The enunciation allows talking about a name inscribed in history. The research in the Semantics of the Event allowed us to know the history of this name and understand how, in the semantic functioning, it produces meaning, and how it produces. Thus, studying the names of the forts, Fort Nossa Senhora da Conceição (1759), later renamed Fort Bragança (1774); Nossa Senhora dos Prazeres do Iguatemi Fort (1765); Coimbra Fort (1776); Real Forte do Príncipe da Beira (1777) and Forte Junqueira (1871), built in the Captaincy of Mato Grosso, in the Colonial period, meant, for us, to know a real past through enunciation. Thus, this thesis belongs to the area of concentration Study of Linguistic Processes, inscribed in the research line Studies of Meaning Processes of the Stricto Sensu Graduate Program in Linguistics at the State University of Mato Grosso (PPGL/UNEMAT).
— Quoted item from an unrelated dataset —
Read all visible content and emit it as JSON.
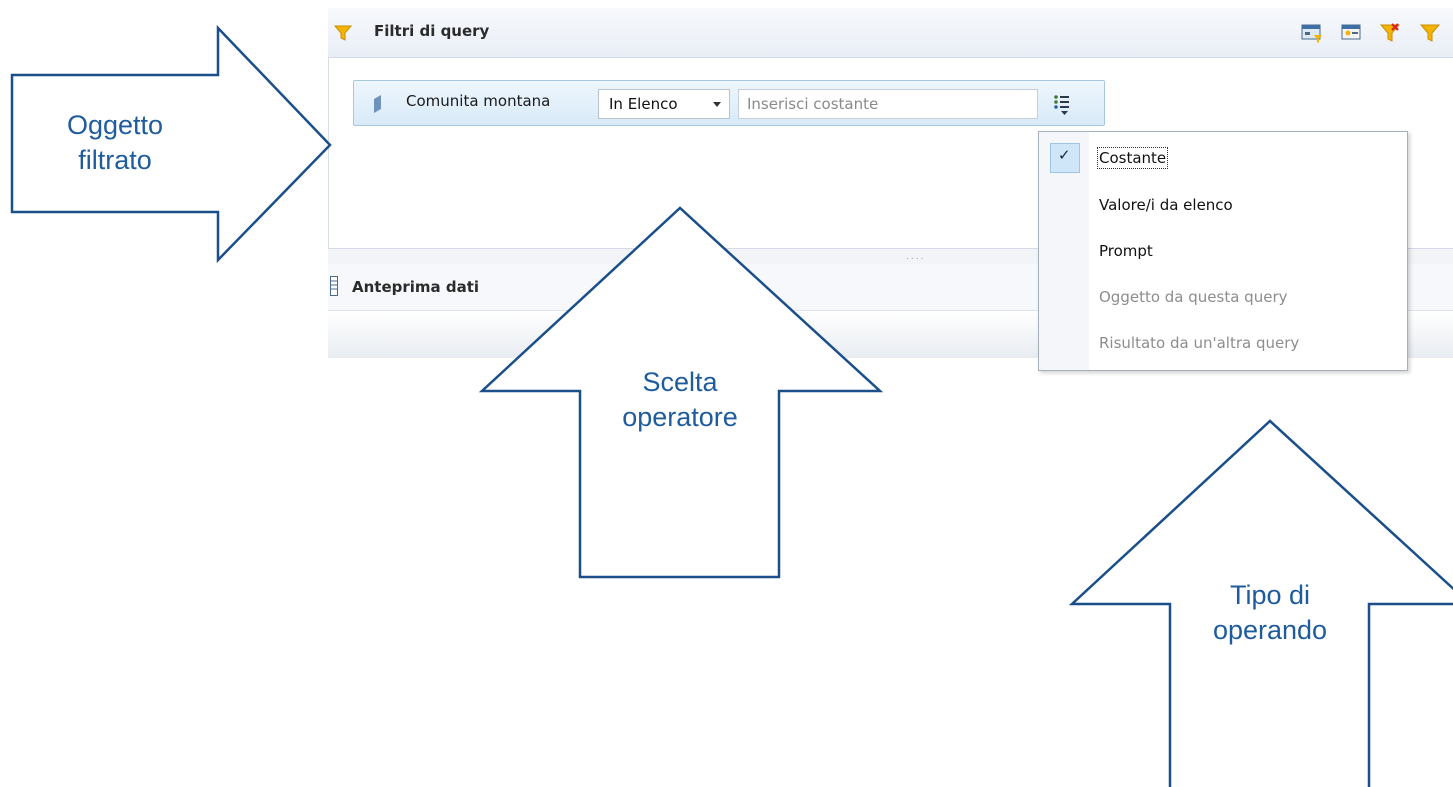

The theoretical basis of this study is the Semantics of the Event developed by the semanticist Eduardo Guimarães (2009, 2017, 2018), in line with Karin (2012, 2021), Dias (2013, 2018 ) and other theorists from different areas such as Military Engineering, theory with which we dialogued according to our object of analysis, the architectural plan of fortresses built in Mato Grosso, a period that corresponds to the end of the 17th century and the beginning of the 18th. In this way, we seek to substantiate the floor plan as a text and, specifically, to show how the verbal and non-verbal elements, when articulated, produce meanings and enable the floor plan to mean as a text.